Below, Certified Fitness Instructor Bree-Anna Burick of BarBend reveals the top four ways your smartphone could be ruining your workout:

  • Impaired balance and stability: “Heavy use of your smartphone can slow down your overall reaction time. If you’re spending your downtime on your phone, you may be less coordinated when you go for heavy cleaning,” Burick says. This is especially the case if you are texting during exercise. “If you find yourself texting or talking on the phone while exercising, studies suggest your posture may become more unstable, which can worsen your balance and stability by up to 45%. So whether you’re walking on the treadmill or walking outdoors, you can increase your risk of falling by talking or texting on your phone,” notes the fitness expert.
  • Low intensity workouts: There’s nothing wrong with low-intensity training, but if all of your workouts are starting to feel a little easy, there may be a problem. “Using your smartphone during your workout can increase the time you spend at low intensity, while not using your smartphone can increase the time you spend at high intensity. This is especially important to keep in mind if your time in the gym is limited,” says Burick. “Yes, you want to rest even during high-intensity interval training (HIIT) — but taking too long can turn your HIIT workout into a regular session,” she adds.
  • Reduced cardiorespiratory capacity: “Frequent smartphone users are more likely to choose sedentary activities related to their phone, such as browsing social media, than engaging in physical activity, which can negatively affect cardiorespiratory fitness,” Burick says. Also, if you do strength training, you can go for walks to keep the intensity of your cardio work low but effective. If so, smartphones might get in your way, Burick points out. Additionally, “excessive cell phone use has also been linked to higher blood pressure.

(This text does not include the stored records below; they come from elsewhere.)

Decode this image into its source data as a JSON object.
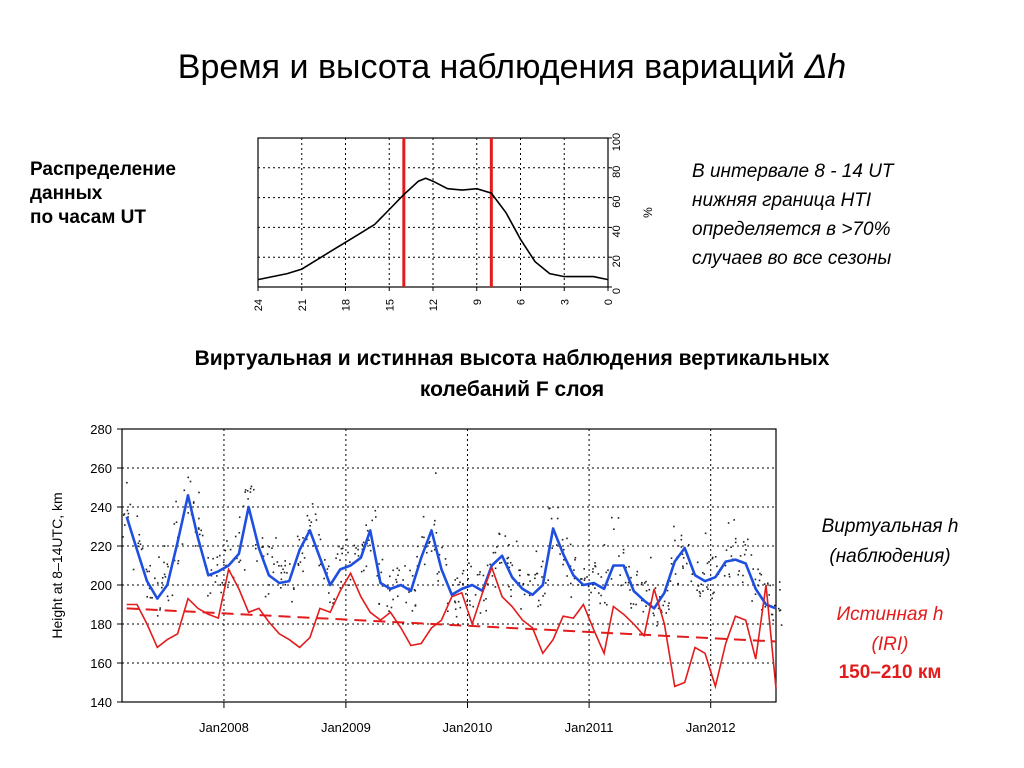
{
  "title": {
    "text": "Время и высота наблюдения вариаций ",
    "delta": "Δh"
  },
  "left_caption": {
    "line1": "Распределение",
    "line2": "данных",
    "line3": "по часам UT"
  },
  "right_caption": {
    "line1": "В интервале 8 - 14 UT",
    "line2": "нижняя граница HTI",
    "line3": "определяется в >70%",
    "line4": "случаев во все сезоны"
  },
  "subtitle": {
    "line1": "Виртуальная и истинная высота наблюдения вертикальных",
    "line2": "колебаний F слоя"
  },
  "legend": {
    "virtual_line1": "Виртуальная h",
    "virtual_line2": "(наблюдения)",
    "true_line1": "Истинная h",
    "true_line2": "(IRI)",
    "range": "150–210 км"
  },
  "colors": {
    "red": "#e21c1c",
    "blue": "#1f4fe0",
    "black": "#000000",
    "dots": "#222222"
  },
  "chart_data": [
    {
      "type": "line",
      "title": "",
      "x_ticks": [
        "24",
        "21",
        "18",
        "15",
        "12",
        "9",
        "6",
        "3",
        "0"
      ],
      "y_ticks": [
        "0",
        "20",
        "40",
        "60",
        "80",
        "100"
      ],
      "ylabel": "%",
      "xlim": [
        24,
        0
      ],
      "ylim": [
        0,
        100
      ],
      "grid": true,
      "vertical_markers_x": [
        14,
        8
      ],
      "series": [
        {
          "x": [
            24,
            23,
            22,
            21,
            20,
            19,
            18,
            17,
            16,
            15,
            14,
            13,
            12.5,
            12,
            11,
            10,
            9,
            8,
            7,
            6,
            5,
            4,
            3,
            2,
            1,
            0
          ],
          "values": [
            5,
            7,
            9,
            12,
            18,
            24,
            30,
            36,
            42,
            52,
            62,
            71,
            73,
            71,
            66,
            65,
            66,
            63,
            50,
            32,
            17,
            9,
            7,
            7,
            7,
            5
          ]
        }
      ]
    },
    {
      "type": "line",
      "title": "",
      "ylabel": "Height at 8–14UTC, km",
      "x_ticks": [
        "Jan2008",
        "Jan2009",
        "Jan2010",
        "Jan2011",
        "Jan2012"
      ],
      "y_ticks": [
        "140",
        "160",
        "180",
        "200",
        "220",
        "240",
        "260",
        "280"
      ],
      "xlim": [
        "2007-03",
        "2012-07"
      ],
      "ylim": [
        140,
        280
      ],
      "grid": true,
      "series": [
        {
          "name": "",
          "style": "blue",
          "x": [
            "2007-03",
            "2007-04",
            "2007-05",
            "2007-06",
            "2007-07",
            "2007-08",
            "2007-09",
            "2007-10",
            "2007-11",
            "2007-12",
            "2008-01",
            "2008-02",
            "2008-03",
            "2008-04",
            "2008-05",
            "2008-06",
            "2008-07",
            "2008-08",
            "2008-09",
            "2008-10",
            "2008-11",
            "2008-12",
            "2009-01",
            "2009-02",
            "2009-03",
            "2009-04",
            "2009-05",
            "2009-06",
            "2009-07",
            "2009-08",
            "2009-09",
            "2009-10",
            "2009-11",
            "2009-12",
            "2010-01",
            "2010-02",
            "2010-03",
            "2010-04",
            "2010-05",
            "2010-06",
            "2010-07",
            "2010-08",
            "2010-09",
            "2010-10",
            "2010-11",
            "2010-12",
            "2011-01",
            "2011-02",
            "2011-03",
            "2011-04",
            "2011-05",
            "2011-06",
            "2011-07",
            "2011-08",
            "2011-09",
            "2011-10",
            "2011-11",
            "2011-12",
            "2012-01",
            "2012-02",
            "2012-03",
            "2012-04",
            "2012-05",
            "2012-06",
            "2012-07"
          ],
          "values": [
            235,
            218,
            202,
            193,
            200,
            222,
            246,
            224,
            205,
            207,
            210,
            216,
            240,
            219,
            205,
            201,
            202,
            218,
            228,
            214,
            200,
            208,
            210,
            214,
            228,
            201,
            198,
            200,
            197,
            214,
            228,
            208,
            195,
            198,
            200,
            197,
            210,
            215,
            204,
            198,
            195,
            200,
            229,
            216,
            205,
            200,
            201,
            198,
            210,
            210,
            197,
            192,
            188,
            196,
            212,
            219,
            205,
            202,
            204,
            212,
            213,
            211,
            198,
            190,
            188
          ]
        },
        {
          "name": "",
          "style": "red",
          "x": [
            "2007-03",
            "2007-04",
            "2007-05",
            "2007-06",
            "2007-07",
            "2007-08",
            "2007-09",
            "2007-10",
            "2007-11",
            "2007-12",
            "2008-01",
            "2008-02",
            "2008-03",
            "2008-04",
            "2008-05",
            "2008-06",
            "2008-07",
            "2008-08",
            "2008-09",
            "2008-10",
            "2008-11",
            "2008-12",
            "2009-01",
            "2009-02",
            "2009-03",
            "2009-04",
            "2009-05",
            "2009-06",
            "2009-07",
            "2009-08",
            "2009-09",
            "2009-10",
            "2009-11",
            "2009-12",
            "2010-01",
            "2010-02",
            "2010-03",
            "2010-04",
            "2010-05",
            "2010-06",
            "2010-07",
            "2010-08",
            "2010-09",
            "2010-10",
            "2010-11",
            "2010-12",
            "2011-01",
            "2011-02",
            "2011-03",
            "2011-04",
            "2011-05",
            "2011-06",
            "2011-07",
            "2011-08",
            "2011-09",
            "2011-10",
            "2011-11",
            "2011-12",
            "2012-01",
            "2012-02",
            "2012-03",
            "2012-04",
            "2012-05",
            "2012-06",
            "2012-07"
          ],
          "values": [
            190,
            190,
            180,
            168,
            172,
            175,
            193,
            188,
            185,
            183,
            208,
            198,
            186,
            188,
            181,
            175,
            172,
            168,
            173,
            188,
            186,
            197,
            206,
            194,
            186,
            182,
            186,
            178,
            169,
            170,
            178,
            182,
            194,
            196,
            180,
            196,
            209,
            194,
            189,
            182,
            178,
            165,
            172,
            184,
            183,
            190,
            177,
            165,
            189,
            185,
            180,
            174,
            198,
            180,
            148,
            150,
            168,
            165,
            148,
            170,
            184,
            182,
            162,
            200,
            147
          ]
        },
        {
          "name": "",
          "style": "red-dashed",
          "x": [
            "2007-03",
            "2012-07"
          ],
          "values": [
            188,
            171
          ]
        }
      ]
    }
  ]
}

So turning off your phone can be helpful in locking in your cardio health,” she adds.
  • Impacted movement and range of motion: “Even if your smartphone is not directly in your hand, you may hear the ping of a text message or see a notification light up on your screen. So lighting up your screen can be just as distracting as checking your phone,” Burick says. “These seemingly harmless interruptions could actually reduce your movement and range of motion in flexing and extending your elbow and shoulder. This can lead to a less effective workout overall, which is not optimal for maximizing your gains,” notes the fitness trainer.